This discussion appears in the recent published English Volume 39 and it is a discussion of rare excellence by Allamah Tabataba’i. Below is the gist of the discussion.

Is the human being a single reality or a dichotomous reality made of the spirit and body? Certain Qur’anic verses, at first glance, would suggest the latter but the real and actual Qur’anic view is the former – a single reality which is immaterial in essence.

No doubt, as evident in the Qur’an, the source of consciousness and volition in every human being is a life principle which is called the “spirit” or the “soul”. God says: Then He proportioned him and breathed into him of His spirit (32:9).

When the spirit is coupled with the body, they compose a living human being and when it leaves the body, the person dies.
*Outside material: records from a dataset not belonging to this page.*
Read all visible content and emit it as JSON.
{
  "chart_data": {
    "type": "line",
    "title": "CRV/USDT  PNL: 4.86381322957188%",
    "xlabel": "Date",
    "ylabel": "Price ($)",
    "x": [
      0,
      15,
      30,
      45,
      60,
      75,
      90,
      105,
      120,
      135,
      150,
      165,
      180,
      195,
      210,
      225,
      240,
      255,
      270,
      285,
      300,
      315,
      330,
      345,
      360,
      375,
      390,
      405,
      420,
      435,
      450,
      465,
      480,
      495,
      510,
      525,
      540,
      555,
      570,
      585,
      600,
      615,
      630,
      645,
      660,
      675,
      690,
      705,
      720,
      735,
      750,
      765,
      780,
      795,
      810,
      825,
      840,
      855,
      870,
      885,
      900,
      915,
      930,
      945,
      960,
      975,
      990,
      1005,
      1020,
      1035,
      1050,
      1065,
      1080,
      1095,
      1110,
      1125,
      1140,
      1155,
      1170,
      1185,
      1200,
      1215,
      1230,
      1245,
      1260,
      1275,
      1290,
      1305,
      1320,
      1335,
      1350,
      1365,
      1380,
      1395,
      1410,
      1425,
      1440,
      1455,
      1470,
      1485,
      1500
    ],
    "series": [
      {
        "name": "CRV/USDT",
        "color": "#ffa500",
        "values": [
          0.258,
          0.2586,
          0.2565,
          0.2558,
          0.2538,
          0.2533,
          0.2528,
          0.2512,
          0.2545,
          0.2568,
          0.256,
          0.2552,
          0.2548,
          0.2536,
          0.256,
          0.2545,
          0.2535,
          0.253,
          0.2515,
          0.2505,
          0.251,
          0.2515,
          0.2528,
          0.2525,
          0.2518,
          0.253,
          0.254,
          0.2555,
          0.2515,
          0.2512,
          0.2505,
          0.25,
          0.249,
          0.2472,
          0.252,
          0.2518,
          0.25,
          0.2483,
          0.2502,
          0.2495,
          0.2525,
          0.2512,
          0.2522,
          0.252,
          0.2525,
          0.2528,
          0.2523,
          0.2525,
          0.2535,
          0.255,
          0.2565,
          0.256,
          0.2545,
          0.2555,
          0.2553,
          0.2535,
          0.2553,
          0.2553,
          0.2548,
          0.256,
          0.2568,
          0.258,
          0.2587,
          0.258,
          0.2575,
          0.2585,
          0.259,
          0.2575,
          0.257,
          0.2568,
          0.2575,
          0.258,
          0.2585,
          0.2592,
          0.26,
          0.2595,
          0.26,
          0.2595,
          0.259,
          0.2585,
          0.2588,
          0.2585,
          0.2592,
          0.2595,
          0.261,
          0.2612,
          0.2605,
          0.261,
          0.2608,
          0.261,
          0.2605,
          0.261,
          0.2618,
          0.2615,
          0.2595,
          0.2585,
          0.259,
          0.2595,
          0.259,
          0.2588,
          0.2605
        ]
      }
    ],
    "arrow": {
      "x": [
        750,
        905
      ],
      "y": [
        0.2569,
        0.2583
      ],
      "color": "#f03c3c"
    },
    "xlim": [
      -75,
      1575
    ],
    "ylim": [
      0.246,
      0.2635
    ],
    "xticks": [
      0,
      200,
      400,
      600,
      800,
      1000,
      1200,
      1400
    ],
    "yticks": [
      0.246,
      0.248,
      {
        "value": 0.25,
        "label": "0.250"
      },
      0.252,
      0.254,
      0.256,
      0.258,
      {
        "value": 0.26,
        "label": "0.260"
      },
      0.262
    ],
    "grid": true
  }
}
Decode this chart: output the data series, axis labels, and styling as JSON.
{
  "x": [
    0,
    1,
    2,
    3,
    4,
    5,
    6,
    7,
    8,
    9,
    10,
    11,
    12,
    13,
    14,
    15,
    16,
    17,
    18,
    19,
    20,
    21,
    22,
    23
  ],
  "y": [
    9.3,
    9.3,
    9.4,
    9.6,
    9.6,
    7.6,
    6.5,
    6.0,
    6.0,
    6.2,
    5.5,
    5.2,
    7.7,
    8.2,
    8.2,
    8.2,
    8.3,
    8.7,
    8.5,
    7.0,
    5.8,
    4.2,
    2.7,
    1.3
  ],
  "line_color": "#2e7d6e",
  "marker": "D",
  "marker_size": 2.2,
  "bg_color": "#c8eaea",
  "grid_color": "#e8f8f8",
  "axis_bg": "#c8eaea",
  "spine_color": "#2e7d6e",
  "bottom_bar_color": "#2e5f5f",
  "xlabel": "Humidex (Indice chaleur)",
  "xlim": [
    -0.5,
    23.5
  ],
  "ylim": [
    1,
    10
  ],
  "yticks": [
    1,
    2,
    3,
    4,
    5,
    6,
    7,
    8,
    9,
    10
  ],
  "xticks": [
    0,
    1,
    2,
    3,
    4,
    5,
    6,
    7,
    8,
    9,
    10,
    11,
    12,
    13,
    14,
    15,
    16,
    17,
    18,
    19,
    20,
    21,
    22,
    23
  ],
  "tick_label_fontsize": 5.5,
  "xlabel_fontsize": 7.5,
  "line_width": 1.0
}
However, the above verse (32:9) should be interpreted and understood in the light of the following verse: Say: you will be taken away by the angel of death, who has been charged with you (32:11). What the angel of death seizes is one’s spirit and that is the totality of one’s reality indicated by the pronoun “you” in the verse. The verse also clarifies that the spirit is not part of the whole. What is meant by the blowing of the spirit into the body (in verse 32:9) is that the very body evolves into a human being not that two different entities are pieced together like the dough which is made up of flour and water.

The idea that the human being is a single reality or a single whole is also conveyed in these verses: And certainly We created man of an extract of clay, Then We made him a small seed in a firm resting-place, Then We made the seed a clot, then We made the clot a lump of flesh, then We made (in) the lump of flesh bones, then We clothed the bones with flesh, then We caused it to grow into another creation, so blessed be Allah, the best of the creators (23:12-14). These verses show that what evolves into a another creature is the same drop of seminal fluid which had evolved into a clinging mass, then into a fleshy tissue and then into bones.

Another verse in this regard is: There surely came over man a period of time when he was a thing not worth mentioning (76:1). This verse does not negate the person’s existence but it negates the mention of the person. In other words, the person was something (clay or sperm) but not a thing to be mentioned (such and such a person). Later on they became who they are!

Reference: Al-Mizan Eng. Vol. 39 (pub. by Tawheed Inst. Australia, 2019).